Foto: epd-bild/Markus Niethammer
Die Bibel auf Youtube, Facebook und dem Smartphone
Die Deutsche Bibelgesellschaft ist über 200 Jahre alt, seit dem Frühjahr hat sie mit Christoph Rösel einen neuen Generalsekretär. Im Gespräch mit dem Evangelischen Pressedienst (epd) erläutert der 50-Jährige, warum selbst Nichtchristen die Bibel lesen sollten und wie seine Organisation das uralte Buch der Bücher der Generation Internet näher bringt.
30.08.2014
epd
Marcus Mockler

Herr Rösel, warum sollte ich als aufgeklärter Mensch des 21. Jahrhunderts noch die Bibel lesen?

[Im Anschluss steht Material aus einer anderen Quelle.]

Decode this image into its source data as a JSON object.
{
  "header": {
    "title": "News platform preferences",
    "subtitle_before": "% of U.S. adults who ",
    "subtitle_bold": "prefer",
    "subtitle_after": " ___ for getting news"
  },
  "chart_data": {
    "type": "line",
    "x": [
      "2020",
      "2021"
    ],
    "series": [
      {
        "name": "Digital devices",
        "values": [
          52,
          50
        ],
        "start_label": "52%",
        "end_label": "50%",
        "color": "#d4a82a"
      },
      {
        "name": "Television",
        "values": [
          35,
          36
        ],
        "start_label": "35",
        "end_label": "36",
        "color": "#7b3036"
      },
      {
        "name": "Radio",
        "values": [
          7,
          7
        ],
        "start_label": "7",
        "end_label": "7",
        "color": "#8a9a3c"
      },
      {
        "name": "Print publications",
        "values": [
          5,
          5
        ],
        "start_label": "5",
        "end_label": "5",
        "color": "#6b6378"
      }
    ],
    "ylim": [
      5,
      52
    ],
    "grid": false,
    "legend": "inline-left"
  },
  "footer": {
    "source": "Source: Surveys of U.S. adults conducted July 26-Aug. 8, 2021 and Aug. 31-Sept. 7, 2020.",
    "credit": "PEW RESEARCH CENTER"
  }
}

Christoph Rösel: Weil dieses Buch über Jahrtausende hinweg Menschen geholfen hat, ihr Leben zu verstehen und für ihr Leben eine Perspektive zu finden. Und selbst wenn man zunächst persönlich nichts mit der Botschaft anfangen könnte, wäre es um der vielen anderen Menschen willen, denen die Bibel viel bedeutet, interessant, darin zu lesen. Literatur, Bildende Kunst, Musik im europäischen Raum erschließen sich ohne Bibelkenntnisse nicht.

Die Deutsche Bibelgesellschaft verkauft Jahr für Jahr alleine 150.000 Lutherbibeln, gleichzeitig schwindet das Bibelwissen in der Gesellschaft immens. Ist die Heilige Schrift ein ungelesener Bestseller?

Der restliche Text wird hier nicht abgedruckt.